Marriage infidelity Cheating Life lessons

I Feel Sorry For Cheating On My Husband For Him

( words)
*For representational purpose only.

I was a smart, bubbly girl brought up in a strict upper class family. My parents never allowed me to attend parties. They raised eyebrows when I would hangout with my friends, especially if they were guys. Sometimes I felt that they were unusually strict and I’d envy my friends whose parents were lenient.

I was pretty good at studies and I got a nice job in Bangalore after my graduation. I wanted to do my post graduation too but was waiting to get admission in a good college. In the meanwhile, I joined work.

When I came to Mumbai, I felt extremely lonely as all my friends were in my hometown. The days just dragged on. One day, my mom casually told me that there was a proposal for me.

In a state of loneliness, I thought that it was sensible to get married.

They went ahead with the proposal and I met the guy. He seemed to be a sweet and open-minded person who was perfectly fine with me pursuing my post graduation too. Everything seemed perfect and I agreed for the marriage.

Right before our wedding, I got accepted to my dream college for post graduation. But the college was in Hyderabad while my fiancé was settled in Mumbai. I was confused because I couldn't think of staying away from my fiancé.

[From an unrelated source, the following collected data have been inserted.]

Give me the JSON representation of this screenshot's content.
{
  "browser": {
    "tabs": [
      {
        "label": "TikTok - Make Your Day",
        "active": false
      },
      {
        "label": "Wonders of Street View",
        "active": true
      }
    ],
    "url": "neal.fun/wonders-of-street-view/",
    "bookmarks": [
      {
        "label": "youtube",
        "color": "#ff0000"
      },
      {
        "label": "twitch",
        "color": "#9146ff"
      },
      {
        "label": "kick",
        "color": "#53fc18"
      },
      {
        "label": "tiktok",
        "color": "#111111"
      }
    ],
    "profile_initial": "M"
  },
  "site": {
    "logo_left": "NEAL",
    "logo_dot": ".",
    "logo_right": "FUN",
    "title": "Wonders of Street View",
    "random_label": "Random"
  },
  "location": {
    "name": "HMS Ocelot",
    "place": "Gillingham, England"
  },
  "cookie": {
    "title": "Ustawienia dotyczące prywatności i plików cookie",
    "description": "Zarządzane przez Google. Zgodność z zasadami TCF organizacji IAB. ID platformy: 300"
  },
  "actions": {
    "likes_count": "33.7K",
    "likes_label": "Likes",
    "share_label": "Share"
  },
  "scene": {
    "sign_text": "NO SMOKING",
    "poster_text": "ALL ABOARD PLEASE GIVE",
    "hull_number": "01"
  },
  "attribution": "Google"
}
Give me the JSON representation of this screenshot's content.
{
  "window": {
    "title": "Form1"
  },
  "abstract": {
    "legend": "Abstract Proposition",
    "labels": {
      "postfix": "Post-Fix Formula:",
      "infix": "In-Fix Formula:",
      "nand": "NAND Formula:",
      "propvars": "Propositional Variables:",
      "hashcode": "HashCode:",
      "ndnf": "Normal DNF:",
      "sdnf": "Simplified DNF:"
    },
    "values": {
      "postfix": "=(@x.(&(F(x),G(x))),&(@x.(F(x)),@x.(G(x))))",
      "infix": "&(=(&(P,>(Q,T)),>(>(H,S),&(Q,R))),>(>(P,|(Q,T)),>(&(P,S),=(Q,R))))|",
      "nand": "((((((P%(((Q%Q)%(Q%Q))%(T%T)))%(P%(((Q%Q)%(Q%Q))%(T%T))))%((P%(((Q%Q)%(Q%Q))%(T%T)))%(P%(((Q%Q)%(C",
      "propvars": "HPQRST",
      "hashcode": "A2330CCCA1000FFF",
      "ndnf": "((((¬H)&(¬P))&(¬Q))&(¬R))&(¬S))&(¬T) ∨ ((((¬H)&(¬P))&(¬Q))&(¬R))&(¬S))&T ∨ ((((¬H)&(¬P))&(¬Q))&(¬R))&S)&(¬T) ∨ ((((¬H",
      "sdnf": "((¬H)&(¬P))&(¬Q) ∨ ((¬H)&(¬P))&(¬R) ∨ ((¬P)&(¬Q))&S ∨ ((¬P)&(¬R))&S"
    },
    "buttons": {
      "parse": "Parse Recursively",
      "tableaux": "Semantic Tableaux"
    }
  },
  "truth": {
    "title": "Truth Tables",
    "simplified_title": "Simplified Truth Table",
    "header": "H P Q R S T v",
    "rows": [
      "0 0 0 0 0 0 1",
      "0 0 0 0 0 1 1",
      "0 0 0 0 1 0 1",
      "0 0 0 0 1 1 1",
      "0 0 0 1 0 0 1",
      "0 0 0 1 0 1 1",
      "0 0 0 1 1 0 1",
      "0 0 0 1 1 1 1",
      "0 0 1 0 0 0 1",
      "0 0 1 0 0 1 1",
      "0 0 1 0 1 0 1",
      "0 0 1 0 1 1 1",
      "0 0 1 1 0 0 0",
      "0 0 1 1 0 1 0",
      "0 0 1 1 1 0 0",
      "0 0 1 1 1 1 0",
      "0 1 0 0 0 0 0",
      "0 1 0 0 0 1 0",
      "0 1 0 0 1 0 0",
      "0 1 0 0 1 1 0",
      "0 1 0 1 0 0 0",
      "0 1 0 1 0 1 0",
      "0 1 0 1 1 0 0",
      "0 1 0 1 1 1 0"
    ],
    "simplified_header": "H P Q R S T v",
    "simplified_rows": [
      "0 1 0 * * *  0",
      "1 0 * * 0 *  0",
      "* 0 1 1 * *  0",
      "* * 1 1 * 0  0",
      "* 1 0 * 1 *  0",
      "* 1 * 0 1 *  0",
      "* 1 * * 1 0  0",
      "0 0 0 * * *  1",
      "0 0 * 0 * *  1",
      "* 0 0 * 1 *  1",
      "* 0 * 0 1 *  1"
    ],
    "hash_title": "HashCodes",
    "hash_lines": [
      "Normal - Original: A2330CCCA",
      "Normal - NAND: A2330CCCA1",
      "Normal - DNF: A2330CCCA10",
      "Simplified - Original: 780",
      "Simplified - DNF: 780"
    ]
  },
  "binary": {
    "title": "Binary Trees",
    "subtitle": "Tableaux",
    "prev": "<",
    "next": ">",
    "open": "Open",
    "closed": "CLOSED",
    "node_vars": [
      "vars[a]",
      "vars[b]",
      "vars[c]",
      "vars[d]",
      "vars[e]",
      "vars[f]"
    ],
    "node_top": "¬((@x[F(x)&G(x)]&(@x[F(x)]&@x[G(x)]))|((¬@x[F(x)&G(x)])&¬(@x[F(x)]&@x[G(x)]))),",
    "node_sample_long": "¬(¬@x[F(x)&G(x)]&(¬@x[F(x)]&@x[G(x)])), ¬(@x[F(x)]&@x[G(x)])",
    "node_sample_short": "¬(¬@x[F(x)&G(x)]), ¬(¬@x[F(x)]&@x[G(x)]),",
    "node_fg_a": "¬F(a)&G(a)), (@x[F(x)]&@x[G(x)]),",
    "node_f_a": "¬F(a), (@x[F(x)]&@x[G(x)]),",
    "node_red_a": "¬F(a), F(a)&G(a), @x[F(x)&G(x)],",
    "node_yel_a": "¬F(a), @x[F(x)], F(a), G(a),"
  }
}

Ultimately, keeping our future in mind, we decided that I should go ahead with my post graduation. We got married and kept shuttling between the two cities. After completing the course, I got placed in a dream company with a 7-figure salary! The only problem was that it was in Hyderabad, which meant that I would have to stay away from my husband once again.

We knew that I had to get a job in Mumbai and we kept looking for one, but nothing worked out. That’s when I met this colleague of mine. He was a charming, fun-loving person, full of energy. We became friends very quickly.

I was highly attracted to him. His mere presence would excite me. I longed for a hug from him.

I started feeling that he also liked me. One day, I had to stay at his place because of some reason. That night, once the lights were turned off, he came close to me and kissed me on my checks and forehead. We were so lost in the moment that we got carried away. We had an amazing night but both of us felt extremely guilty in the morning.

However, the love and passion for each other made us forget everything.

We continued this relationship for almost 3 to 4 years. I loved being with him. His touch made me feel emotions that I had never experienced. I was getting more and more attached to him.

Then my husband got transferred to Hyderabad. And that meant trouble for us. Earlier, I was eagerly waiting for my husband to get transferred, but now, with this guy around, my husband seemed like a disturbance. I started ignoring my husband and would even deny his need for sex. I felt that he was far inferior to this guy when it came to sex; he was unable to satisfy my needs.

I knew that I was wrong and I had to stop somewhere, but I didn’t know how to stop.

I was totally into this guy. I loved him more than anyone and anything, to the extent that I was ready to give up anything for him. I didn’t want to loose him and I just couldn't love my husband anymore.

Then, this guy’s family started looking for a bride for him. He found a girl and soon got busy with her. He still valued me and made love to me, in fact we made love even a day before he left for his wedding.

When I attended his wedding, seeing him intimate with another girl made me feel really depressed. I felt like I’d lost a part of me. I went back to work feeling extremely low. After his marriage, things changed as he started keeping a distance from me. He said what we did was wrong.

That’s when it hit me! He just wanted somebody for sex till he got married. And now that he has found someone else, he does not care about me.

But I have lost all love and affection for my husband. I have no reason to let go of him because he is a nice guy. So now, I’m just living a lonely mechanical life between home and work.

I see this guy enjoying and having a good time with his wife. He knows my condition but does not care. He says that he can’t help me and that I need to help myself. I hate him for doing this to me. I hate him because he cheated me! And I wish that life gives back to him for what he did to me.

I know I was wrong to fall for a guy like him. And life has punished me and not him!

I have completed 5 years of marriage and am just pulling through life. People keep asking us about our plans for kids. They think that we are still enjoying our honeymoon period. But nobody is able to see the deep sorrow within me.